How to Use Narrative Intelligence in Your Strategy

Here’s a simple framework—based on Safy’s recommendations—for integrating narrative intelligence into your marketing workflow:

1. Spot Category Spillover
Ask: Does this trend allow us to overlap with a cultural moment or industry we’re not traditionally part of?

Example: A STEM program joining conversations around climate justice instead of just engineering.

2. Stay True to Voice
Trend-jumping is only effective if it feels authentic to your brand.

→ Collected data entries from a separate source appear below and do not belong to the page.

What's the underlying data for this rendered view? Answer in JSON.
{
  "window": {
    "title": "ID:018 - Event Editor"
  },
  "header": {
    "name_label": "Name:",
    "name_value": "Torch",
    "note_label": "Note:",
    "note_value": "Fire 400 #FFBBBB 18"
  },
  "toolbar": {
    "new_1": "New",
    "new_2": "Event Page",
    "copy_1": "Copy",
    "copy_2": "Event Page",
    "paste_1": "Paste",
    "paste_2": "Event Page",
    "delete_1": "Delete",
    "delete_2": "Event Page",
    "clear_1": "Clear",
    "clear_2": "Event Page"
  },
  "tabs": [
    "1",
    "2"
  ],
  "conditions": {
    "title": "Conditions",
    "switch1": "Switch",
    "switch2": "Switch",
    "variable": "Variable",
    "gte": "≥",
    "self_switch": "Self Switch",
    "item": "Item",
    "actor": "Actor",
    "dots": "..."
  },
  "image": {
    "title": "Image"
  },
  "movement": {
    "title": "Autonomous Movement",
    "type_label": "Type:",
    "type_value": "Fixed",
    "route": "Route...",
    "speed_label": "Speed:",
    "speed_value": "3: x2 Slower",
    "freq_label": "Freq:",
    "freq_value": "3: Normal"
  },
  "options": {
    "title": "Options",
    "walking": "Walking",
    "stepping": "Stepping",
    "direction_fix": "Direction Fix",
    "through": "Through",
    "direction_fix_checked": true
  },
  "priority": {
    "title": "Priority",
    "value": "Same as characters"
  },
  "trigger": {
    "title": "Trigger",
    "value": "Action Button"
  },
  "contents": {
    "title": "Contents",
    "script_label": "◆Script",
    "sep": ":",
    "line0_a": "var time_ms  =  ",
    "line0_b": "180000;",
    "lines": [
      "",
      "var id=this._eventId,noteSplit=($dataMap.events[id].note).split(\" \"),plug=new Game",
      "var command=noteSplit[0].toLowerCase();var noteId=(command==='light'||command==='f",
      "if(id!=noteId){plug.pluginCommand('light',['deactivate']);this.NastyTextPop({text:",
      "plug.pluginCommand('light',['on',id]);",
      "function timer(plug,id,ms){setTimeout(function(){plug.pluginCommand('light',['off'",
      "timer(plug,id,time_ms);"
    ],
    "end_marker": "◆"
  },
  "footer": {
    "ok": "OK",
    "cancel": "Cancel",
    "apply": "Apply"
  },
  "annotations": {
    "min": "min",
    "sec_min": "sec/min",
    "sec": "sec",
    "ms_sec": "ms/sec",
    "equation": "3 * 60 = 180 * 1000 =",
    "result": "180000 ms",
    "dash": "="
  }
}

Example: Don’t launch a viral TikTok series if your past tone has been buttoned-up and formal. Bridge with intention.

3. Audit Your Calendar
Scheduled content isn’t sacred. Trends and world events evolve fast.

Example: What felt clever last month could feel tone-deaf today. Regularly review and refresh.

4. Validate with Data, Lead with Curiosity
Use tools like Pulsar to understand what your audience actually cares about—then build from there.

Why This Matters Now

Narrative intelligence isn’t about being reactive. It’s about being in tune. As Safaniya says in the episode, today’s marketing isn't just about attention—it's about alignment. In a noisy world, the institutions that win are those who understand not only what their audience wants, but why.

So whether you're shaping a recruitment campaign, planning Giving Day messaging, or reevaluating your brand’s tone of voice, don’t just tell a better story. Find the right one.